Nicky, 51, once cooked professionally in the United Kingdom for 17 years, and also worked at Sheraton Hotels and Resorts in Singapore.
Today, he is at his stall at Crystal Food Park City food court in Alor Setar by 7am, frying up vermicelli, noodles and koay teow for factory workers who sometimes split a single RM3 portion among five people.
The chef who knows what hunger feels like
In an interview with China Press, Nicky said the stall, which he opened last year, was built on a simple understanding of what it means to go without.
He grew up without much and remembers the people who helped him through those years.

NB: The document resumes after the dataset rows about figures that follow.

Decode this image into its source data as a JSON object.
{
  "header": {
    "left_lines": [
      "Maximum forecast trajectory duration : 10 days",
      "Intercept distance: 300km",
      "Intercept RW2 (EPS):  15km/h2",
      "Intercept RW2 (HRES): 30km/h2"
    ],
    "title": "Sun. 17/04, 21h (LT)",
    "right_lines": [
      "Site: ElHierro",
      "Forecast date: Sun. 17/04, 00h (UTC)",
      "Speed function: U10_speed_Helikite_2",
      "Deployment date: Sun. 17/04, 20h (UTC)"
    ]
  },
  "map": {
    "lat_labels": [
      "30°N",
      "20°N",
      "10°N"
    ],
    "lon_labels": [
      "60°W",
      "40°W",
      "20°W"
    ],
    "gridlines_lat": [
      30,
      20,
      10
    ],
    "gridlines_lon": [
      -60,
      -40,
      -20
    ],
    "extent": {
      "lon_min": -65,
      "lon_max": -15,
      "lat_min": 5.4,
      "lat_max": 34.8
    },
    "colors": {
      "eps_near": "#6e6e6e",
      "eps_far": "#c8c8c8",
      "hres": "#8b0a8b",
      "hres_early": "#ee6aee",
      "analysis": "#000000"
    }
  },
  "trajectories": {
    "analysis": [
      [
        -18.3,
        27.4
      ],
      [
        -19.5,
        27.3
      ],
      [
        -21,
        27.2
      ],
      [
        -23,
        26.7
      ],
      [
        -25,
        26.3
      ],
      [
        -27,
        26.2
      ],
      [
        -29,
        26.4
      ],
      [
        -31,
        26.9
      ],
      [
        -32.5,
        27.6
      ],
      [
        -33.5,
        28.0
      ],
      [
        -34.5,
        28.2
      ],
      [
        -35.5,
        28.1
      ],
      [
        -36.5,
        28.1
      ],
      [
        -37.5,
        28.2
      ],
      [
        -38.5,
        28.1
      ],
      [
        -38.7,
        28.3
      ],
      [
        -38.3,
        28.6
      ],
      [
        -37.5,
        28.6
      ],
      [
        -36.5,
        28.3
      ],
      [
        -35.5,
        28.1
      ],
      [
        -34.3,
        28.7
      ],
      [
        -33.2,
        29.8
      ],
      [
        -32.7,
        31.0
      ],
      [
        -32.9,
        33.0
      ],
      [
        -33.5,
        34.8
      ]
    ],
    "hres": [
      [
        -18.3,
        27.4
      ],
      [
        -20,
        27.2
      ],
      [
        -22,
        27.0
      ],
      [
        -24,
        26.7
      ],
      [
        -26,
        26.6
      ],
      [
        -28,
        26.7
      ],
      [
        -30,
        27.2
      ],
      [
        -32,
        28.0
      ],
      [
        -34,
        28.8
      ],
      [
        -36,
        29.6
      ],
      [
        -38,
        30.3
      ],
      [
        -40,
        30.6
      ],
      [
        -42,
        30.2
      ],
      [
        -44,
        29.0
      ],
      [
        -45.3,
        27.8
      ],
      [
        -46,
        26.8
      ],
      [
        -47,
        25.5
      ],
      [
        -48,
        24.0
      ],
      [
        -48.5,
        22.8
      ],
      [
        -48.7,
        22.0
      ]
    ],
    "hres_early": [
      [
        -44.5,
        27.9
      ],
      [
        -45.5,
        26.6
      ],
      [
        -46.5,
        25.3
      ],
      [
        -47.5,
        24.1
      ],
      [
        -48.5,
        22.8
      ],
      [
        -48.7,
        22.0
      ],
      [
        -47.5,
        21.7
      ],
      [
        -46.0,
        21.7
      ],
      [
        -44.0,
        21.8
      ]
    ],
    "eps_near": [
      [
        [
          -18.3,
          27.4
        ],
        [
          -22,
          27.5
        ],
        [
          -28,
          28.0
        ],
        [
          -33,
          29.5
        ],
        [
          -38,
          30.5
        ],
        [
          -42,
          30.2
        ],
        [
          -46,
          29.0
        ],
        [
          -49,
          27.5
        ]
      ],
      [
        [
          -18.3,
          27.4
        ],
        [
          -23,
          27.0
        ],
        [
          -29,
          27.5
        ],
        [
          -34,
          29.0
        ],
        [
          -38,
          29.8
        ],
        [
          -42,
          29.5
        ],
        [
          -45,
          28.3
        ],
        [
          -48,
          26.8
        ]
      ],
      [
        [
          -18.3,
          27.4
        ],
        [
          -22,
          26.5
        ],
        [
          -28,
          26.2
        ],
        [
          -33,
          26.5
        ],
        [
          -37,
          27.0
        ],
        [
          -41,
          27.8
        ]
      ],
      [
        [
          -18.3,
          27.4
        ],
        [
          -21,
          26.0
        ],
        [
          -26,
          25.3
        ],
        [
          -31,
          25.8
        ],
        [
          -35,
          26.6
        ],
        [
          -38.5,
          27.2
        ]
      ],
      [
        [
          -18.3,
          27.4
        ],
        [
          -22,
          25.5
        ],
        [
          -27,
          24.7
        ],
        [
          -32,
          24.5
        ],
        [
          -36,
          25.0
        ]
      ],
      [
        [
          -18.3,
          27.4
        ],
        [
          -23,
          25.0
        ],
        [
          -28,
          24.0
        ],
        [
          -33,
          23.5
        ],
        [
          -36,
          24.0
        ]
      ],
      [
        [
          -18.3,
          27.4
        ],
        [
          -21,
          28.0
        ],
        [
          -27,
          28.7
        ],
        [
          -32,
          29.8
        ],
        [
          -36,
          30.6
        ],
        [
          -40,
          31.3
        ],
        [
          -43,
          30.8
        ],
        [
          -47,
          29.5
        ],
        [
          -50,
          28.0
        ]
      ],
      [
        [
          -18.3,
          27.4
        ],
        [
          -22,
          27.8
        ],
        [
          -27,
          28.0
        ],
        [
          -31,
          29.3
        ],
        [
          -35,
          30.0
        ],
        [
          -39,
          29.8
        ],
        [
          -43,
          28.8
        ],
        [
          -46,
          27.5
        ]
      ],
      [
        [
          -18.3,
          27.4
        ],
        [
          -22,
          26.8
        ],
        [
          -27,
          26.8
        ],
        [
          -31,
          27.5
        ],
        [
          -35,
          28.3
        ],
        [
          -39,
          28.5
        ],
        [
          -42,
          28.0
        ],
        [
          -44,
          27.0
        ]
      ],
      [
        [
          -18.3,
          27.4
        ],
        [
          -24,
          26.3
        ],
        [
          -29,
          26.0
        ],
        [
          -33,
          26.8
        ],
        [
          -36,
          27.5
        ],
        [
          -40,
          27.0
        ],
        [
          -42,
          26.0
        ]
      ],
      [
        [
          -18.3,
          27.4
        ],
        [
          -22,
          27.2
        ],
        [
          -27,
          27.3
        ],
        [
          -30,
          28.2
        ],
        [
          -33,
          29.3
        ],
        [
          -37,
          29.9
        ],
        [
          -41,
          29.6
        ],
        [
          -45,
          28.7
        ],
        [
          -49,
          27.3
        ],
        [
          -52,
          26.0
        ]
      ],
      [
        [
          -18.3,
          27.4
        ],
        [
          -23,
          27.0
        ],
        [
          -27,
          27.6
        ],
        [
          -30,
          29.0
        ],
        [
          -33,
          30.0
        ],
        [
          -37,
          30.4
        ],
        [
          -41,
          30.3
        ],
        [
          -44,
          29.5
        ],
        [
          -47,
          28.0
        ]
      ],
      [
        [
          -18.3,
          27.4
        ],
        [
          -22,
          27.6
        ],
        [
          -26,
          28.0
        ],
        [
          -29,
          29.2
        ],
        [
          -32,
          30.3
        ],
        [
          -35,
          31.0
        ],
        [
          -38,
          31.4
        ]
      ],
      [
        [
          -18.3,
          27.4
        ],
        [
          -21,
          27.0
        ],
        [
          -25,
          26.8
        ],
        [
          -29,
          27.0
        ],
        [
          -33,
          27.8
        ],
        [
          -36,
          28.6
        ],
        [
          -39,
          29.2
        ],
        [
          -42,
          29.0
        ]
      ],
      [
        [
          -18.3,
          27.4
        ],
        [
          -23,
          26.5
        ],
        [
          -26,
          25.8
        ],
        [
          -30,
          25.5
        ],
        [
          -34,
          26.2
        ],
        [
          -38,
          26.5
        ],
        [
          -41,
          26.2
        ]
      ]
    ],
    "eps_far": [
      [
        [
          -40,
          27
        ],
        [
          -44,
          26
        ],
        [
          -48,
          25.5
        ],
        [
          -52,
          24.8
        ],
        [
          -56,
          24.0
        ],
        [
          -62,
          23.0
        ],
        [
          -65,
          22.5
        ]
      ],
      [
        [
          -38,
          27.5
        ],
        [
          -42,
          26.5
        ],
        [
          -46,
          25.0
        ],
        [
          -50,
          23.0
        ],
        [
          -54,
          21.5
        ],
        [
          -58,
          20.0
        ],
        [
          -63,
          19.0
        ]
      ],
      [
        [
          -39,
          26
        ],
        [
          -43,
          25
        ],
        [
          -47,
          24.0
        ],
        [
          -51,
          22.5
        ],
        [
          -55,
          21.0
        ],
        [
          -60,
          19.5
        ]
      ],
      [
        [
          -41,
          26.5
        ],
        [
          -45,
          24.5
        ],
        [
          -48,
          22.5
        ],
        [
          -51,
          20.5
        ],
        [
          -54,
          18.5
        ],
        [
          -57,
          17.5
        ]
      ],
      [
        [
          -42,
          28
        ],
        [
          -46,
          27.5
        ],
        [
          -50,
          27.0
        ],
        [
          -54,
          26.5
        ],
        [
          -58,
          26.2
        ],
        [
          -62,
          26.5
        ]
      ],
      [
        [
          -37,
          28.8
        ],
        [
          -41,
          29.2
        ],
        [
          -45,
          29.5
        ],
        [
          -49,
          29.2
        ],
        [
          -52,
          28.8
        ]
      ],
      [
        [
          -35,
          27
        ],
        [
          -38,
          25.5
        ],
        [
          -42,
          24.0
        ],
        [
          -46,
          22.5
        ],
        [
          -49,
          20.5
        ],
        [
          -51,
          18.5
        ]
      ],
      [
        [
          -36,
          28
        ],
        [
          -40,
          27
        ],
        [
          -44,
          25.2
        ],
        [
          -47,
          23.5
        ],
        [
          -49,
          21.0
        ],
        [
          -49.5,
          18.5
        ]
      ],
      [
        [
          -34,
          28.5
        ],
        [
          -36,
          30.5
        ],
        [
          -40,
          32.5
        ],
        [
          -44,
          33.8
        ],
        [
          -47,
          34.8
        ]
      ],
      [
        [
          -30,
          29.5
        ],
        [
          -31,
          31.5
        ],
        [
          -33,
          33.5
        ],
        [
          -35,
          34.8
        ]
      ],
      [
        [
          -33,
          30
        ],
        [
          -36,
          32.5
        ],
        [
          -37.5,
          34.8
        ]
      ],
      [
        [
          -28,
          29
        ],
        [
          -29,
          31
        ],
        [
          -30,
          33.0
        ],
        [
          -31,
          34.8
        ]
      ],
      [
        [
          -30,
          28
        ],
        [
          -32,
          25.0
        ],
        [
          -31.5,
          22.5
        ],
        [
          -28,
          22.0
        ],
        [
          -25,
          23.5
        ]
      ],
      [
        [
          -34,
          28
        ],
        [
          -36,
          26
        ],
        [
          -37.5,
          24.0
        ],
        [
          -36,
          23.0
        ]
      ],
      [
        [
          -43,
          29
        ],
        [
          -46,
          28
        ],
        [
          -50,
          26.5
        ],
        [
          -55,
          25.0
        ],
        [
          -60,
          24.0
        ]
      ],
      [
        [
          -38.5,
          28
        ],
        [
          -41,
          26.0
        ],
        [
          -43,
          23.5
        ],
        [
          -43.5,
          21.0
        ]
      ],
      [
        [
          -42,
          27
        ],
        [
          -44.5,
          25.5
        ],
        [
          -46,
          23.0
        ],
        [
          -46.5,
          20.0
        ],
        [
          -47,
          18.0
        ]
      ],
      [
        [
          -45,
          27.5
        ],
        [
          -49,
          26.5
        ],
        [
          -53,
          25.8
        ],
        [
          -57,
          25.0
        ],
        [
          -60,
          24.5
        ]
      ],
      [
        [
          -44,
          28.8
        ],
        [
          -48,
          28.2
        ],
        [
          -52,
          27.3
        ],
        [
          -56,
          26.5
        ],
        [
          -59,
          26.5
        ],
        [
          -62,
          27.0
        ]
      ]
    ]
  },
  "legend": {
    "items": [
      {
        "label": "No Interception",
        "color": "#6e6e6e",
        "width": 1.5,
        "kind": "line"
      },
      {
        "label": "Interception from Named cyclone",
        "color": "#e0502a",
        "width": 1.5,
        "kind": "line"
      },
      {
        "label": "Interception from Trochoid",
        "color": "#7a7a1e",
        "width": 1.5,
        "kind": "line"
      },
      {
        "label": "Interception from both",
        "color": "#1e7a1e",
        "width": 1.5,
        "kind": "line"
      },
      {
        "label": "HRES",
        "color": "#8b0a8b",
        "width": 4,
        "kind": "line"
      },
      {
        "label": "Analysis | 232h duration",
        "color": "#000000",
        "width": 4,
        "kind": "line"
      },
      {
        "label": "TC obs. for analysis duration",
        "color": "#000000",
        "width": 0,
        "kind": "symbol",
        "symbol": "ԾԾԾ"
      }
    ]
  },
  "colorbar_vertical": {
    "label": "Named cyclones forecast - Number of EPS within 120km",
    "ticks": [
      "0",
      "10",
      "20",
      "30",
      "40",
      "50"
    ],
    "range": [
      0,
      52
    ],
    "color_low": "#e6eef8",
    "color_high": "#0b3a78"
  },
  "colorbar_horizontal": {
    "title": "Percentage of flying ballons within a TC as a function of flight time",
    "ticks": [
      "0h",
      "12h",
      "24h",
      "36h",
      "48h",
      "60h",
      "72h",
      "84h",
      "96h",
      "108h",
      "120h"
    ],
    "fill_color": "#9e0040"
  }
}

“I came from a less well-to-do background and received help from others back then, so now I want to give back to society,” he told China Press.
At RM3 per person, customers can eat as much fried vermicelli, noodles or koay teow as they want. Extras like eggs, luncheon meat and curry chicken are charged separately.
Hundreds show up daily, the majority of them factory workers bringing home less than RM2,000 a month. To keep up with the demand, Nicky cooks roughly 60kg of food every single day.
Why he put up the RM3 sign
The generosity has occasionally been stretched thin. China Press reported that some customers were paying just RM9 for three separate tapau meals across breakfast, lunch and dinner. Others were splitting a single portion among five people.
When it happened too often, Nicky had no choice but to add a clarification to his signboard: RM3 pricing is for one person only.
Why he came home and why he stayed
Nicky returned to Alor Setar in 2016, not for a business opportunity and not because the career abroad had run its course.
He came back because his father was ill and needed him. His father has since passed away. Nicky stayed.
He now lives with his elderly mother and runs his stall from 7am until noon, with plans to extend operations into the evening, adding seafood yee mee to the menu.
The career in London and Singapore gave him the skills. His father brought him home.
What he does with the stall every morning is the part that was always his own.